When I mention the word “sacrifice” – not someone else doing the sacrificing, but you doing the sacrificing for someone else – how does it make you feel? Is it something you warm to naturally, or not?
In a world dominated by the notion of success – where our natural desire is to make every post a winner, onward, upward, faster, better, richer – the idea of sacrificing our lives for someone or something … well, it’s becoming less and less attractive by the minute.
I look at the young men and women who fought for my country way back in WWI and compare them with the way we’ve brought up the young folk of today. The one thing that seems to be missing is the powerful idea that sacrifice is a virtuous thing.
And yet, in a very real sense there’s nothing new in any of that. Let’s wind the clock back two thousand years or so, to the time when Jesus said this:
John 12:24 It is a fact that a grain of wheat must fall to the ground and die before it can grow and produce much more wheat. If it never dies, it will never be more than a single seed.

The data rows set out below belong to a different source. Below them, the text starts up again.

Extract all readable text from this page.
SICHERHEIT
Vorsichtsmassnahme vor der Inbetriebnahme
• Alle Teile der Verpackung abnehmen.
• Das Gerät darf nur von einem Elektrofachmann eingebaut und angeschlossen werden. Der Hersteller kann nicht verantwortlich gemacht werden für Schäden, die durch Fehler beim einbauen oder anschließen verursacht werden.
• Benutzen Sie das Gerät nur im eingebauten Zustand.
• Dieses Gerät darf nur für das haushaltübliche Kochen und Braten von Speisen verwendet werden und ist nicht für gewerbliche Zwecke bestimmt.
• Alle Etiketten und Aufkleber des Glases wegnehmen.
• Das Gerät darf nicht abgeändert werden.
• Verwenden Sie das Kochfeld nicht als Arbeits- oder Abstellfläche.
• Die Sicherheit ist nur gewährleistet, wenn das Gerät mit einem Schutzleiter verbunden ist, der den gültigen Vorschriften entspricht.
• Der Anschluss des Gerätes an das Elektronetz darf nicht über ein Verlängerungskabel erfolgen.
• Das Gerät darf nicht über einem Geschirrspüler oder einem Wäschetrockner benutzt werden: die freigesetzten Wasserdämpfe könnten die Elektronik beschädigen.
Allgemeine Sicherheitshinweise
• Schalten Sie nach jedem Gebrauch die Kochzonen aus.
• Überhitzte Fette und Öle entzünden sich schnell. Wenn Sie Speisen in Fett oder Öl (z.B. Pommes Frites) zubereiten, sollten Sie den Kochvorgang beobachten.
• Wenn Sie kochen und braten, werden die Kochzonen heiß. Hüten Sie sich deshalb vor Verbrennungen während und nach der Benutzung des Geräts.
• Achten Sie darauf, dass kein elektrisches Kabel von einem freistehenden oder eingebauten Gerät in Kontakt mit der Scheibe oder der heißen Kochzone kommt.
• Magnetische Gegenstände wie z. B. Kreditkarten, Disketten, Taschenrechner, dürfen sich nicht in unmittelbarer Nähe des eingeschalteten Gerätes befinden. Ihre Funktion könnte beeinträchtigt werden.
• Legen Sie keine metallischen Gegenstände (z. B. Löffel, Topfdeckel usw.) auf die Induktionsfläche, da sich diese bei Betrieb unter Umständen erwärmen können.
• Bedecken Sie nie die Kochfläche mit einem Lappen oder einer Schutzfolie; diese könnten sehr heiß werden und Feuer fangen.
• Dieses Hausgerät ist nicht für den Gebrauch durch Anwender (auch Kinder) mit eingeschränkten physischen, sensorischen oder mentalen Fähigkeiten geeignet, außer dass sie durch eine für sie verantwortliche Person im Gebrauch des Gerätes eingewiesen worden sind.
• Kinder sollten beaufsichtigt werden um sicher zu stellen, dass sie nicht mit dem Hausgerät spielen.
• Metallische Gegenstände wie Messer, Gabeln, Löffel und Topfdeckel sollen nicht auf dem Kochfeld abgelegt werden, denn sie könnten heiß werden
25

A powerful picture indeed, this idea of dying in order to multiply. When that seed goes brown and in effect dies, when it falls to the ground, when it’s given up its old life there on the wheat stalk and it’s been buried in the dirt, all of a sudden it starts to spring forth a new life; a life of multiplication, a life where this single seed produces a hundred more – something that it could never have done in its old life.
In order to multiply, first we have to die to the old self.
That’s God’s Word. Fresh … for you … today.